Smilin’ Through manages to do something only a few films have managed to do for me: make Leslie Howard mildly interesting. I think it helps that for a good deal of the film he’s playing as an old man and not a reedy, watery romantic lead. The flashback sequence where we see the death of the ridiculously-named Moonyeen is, for my money, the weakest part of the film specifically because Howard is tasked with being the romantic for a few minutes. In fact, there are a couple of scenes where he’s mildly bad-ass, something I didn’t know he could do.
Since Leslie Howard is watchable here and he’s typically the weak link in any film he’s in for me, there’s a lot going for the cast. O.P. Heggie is entertaining as Sir John’s friend, but this film really does come down to the performances of Fredric March and especially Norma Shearer. It is excessively drippy, but that’s much the style of this era. It probably couldn’t be done a different way. And so, while there’s some mooning about, our two romantic leads play it pretty well, or about as well as can be expected. Even based on the conventions of the time, there are a few scenes that come across as far more modern than a film of this vintage.

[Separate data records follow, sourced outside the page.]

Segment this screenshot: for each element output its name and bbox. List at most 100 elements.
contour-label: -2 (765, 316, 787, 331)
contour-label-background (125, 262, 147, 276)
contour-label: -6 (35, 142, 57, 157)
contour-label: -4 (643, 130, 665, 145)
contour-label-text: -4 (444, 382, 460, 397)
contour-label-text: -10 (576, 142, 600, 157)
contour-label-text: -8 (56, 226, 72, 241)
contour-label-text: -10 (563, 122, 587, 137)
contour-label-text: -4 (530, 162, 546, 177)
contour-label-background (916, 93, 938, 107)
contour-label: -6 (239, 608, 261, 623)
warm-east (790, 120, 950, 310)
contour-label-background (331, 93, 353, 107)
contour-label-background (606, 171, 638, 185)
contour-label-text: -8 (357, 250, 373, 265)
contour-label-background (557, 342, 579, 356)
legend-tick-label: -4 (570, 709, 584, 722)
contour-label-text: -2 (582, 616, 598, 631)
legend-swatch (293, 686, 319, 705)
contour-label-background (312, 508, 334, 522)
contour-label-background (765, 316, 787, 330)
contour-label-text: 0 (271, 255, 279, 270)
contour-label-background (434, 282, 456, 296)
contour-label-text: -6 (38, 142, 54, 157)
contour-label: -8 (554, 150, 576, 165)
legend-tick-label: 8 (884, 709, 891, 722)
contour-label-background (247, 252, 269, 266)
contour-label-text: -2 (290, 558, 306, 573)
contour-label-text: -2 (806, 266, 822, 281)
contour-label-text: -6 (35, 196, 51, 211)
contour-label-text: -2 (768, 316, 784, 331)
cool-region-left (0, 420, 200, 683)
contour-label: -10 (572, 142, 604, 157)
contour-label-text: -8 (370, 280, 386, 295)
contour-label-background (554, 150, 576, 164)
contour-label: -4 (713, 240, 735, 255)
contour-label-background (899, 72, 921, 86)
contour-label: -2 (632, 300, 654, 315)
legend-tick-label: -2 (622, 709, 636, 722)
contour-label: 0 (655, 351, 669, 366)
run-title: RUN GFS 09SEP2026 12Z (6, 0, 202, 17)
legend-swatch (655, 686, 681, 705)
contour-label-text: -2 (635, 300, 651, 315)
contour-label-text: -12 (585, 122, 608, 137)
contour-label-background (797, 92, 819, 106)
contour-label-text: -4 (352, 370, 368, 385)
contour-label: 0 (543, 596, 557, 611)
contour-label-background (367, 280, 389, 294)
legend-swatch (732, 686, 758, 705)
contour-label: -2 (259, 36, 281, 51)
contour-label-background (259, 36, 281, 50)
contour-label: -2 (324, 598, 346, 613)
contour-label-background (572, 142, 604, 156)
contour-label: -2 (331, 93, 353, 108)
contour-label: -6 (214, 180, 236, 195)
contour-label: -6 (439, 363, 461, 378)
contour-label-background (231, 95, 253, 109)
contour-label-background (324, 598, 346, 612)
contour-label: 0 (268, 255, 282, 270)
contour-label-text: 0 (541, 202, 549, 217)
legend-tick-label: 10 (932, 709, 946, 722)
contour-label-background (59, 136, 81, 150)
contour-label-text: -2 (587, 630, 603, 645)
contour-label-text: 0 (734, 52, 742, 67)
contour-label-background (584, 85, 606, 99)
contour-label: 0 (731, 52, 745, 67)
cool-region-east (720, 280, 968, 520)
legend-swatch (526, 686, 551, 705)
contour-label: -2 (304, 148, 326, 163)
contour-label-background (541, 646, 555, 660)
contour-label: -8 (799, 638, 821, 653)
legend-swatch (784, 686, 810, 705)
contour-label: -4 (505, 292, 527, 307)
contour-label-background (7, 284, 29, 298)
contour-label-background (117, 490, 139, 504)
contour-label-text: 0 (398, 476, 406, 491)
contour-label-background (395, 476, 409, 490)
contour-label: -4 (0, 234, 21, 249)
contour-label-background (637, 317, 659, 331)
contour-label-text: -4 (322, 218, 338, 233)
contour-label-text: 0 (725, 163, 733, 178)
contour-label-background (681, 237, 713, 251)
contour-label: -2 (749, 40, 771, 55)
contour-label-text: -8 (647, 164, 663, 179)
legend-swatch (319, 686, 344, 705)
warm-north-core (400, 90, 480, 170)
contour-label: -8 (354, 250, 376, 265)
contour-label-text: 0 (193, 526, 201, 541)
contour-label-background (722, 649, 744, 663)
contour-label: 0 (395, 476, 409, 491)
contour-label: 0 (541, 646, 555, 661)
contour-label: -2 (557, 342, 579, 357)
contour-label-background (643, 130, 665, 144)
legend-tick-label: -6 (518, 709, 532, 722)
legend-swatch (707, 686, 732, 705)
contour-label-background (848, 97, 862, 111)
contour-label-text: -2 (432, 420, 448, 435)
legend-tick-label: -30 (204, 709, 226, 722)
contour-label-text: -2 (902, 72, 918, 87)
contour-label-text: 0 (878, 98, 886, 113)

But really, it’s Norma Shearer who is worth watching her more than anything else. I can’t get over the fact that she genuinely appears to be someone who could walk off the screen today. Aside from the more melodramatic moments, her performance feels modern as well, and that more than anything makes Smilin’ Through worth watching. The big lesson is that I need to remember how much I like Norma Shearer when I think of the classic actresses I like.
Smilin’ Through is one of those films that probably couldn’t be really remade today. Sure, the guts of the plot would certainly work, but the details clearly wouldn’t, nor would the tone. It doesn’t survive unscathed because of this—it comes from a very different era. Even so, it’s a fine example of a classic romance with a heavy dose of melodrama to help it go down.
What I don’t get is the title. Nobody smiles through anything in this film.
Why to watch Smilin’ Through: Norma Shearer.
Why not to watch: What the hell does the name of this have to do with the story?